C’est sur ce deuxième enjeu que nous travaillons avec l’ensemble des régulateurs et c’est tout le sens de la convention signée entre le Conseil de la Concurrence et la Commission nationale de contrôle et de protection des données à caractère personnel.
La concurrence a un impact direct sur les territoires, les entreprises… et last but not least le citoyen. Ces dernières années nous avons senti une prise de conscience des consommateurs de leur droit et qui n’hésitent plus à donner des alertes, faire de l’advocacy notamment sur les réseaux sociaux… Quelle place leur conférez-vous dans votre stratégie de travail et comment canaliser ces alertes et probablement les traduire en auto-saisine ?
Le Conseil de la Concurrence estime que les problématiques liées à la concurrence et qui sont au cœur en fait de la démocratie économique et de la justice sociale dans notre pays ne peuvent être résolues que si dans la société émerge des contre-pouvoirs impulsés par cette conscience citoyenne mais responsable pour justement lutter contre les rentes, les privilèges, les passe-droits, l’économie du crime… et parvenir à une gouvernance économique juste et responsable. Cela implique le pouvoir des citoyens qui s’exprime à travers les réseaux sociaux ou des associations et fédération de défense des droits des consommateurs.

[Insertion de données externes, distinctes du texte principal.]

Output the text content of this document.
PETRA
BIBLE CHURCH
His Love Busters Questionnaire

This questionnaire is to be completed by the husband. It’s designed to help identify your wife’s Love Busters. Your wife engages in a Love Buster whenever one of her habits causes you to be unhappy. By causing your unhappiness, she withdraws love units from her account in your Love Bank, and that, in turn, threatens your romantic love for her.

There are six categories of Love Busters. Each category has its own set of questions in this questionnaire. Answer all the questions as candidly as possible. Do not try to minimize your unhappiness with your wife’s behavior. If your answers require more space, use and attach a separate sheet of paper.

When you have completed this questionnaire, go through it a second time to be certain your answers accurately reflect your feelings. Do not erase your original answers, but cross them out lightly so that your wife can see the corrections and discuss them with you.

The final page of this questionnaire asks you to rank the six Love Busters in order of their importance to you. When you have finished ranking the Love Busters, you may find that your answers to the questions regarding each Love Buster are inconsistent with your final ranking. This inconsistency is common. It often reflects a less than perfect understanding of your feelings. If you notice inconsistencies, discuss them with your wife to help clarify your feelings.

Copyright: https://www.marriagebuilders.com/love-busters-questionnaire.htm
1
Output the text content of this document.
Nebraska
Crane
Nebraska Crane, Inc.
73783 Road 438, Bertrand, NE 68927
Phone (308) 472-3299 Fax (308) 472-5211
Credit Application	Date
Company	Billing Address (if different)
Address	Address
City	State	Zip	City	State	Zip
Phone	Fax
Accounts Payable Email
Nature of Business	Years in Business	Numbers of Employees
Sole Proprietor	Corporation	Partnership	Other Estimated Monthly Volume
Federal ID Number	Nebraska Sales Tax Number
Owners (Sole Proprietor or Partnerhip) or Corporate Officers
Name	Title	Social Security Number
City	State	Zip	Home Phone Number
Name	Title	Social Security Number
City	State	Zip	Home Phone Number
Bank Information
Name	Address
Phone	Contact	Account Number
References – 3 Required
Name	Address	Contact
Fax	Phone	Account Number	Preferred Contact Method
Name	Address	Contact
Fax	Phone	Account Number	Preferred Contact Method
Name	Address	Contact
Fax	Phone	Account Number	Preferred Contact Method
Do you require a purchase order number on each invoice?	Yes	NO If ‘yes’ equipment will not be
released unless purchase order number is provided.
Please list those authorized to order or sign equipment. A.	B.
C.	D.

Les territoires également peuvent y contribuer à travers les instances de consultation et de dialogue telles que définies dans la loi organique sur la régionalisation avancée. Ou encore les pétitions qui ne sont malheureusement pas souvent utilisées au niveau du législateur et toute les formes d’expression populaires qui permettent une remontée d’information sur des situations de déséquilibres, de rentes, de détérioration du pouvoir d’achat… ce sont des alertes qui doivent être complétées par des structures de veille dont doivent se doter les instances de régulation et à leur tête le Conseil de la Concurrence.
Et c’est dans ce sens que nous allons ouvrir quatre chantiers essentiels : notamment la création d’un baromètre de la concurrence porté par un référentiel fondé sur des indicateurs de mesures pour évaluer l’état de la concurrence dans les marchés, nous allons faire un sondage annuel d’opinion pour évaluer la perception des acteurs qui saisissent le conseil de l’état de la concurrence dans les marchés dans lesquels ils évoluent, nous allons créer un observatoire de veille économique, juridique et concurrentiel qui va nous outiller y compris en termes d’anticipation par les informations les plus pertinentes pour une meilleure prise de décision concernant à la fois et les sanctions ; et enfin, nous allons développer une stratégie de communication de masse et de proximité pour justement être un relai à la fois institutionnel et social avec toutes les composantes de la société pour qu’ensemble nous puissions nous approprier les questions de la concurrence et agir ensemble pour une gouvernance économique juste et responsable. C’est l’espoir que fonde le Conseil sur ces chantiers d’avenir.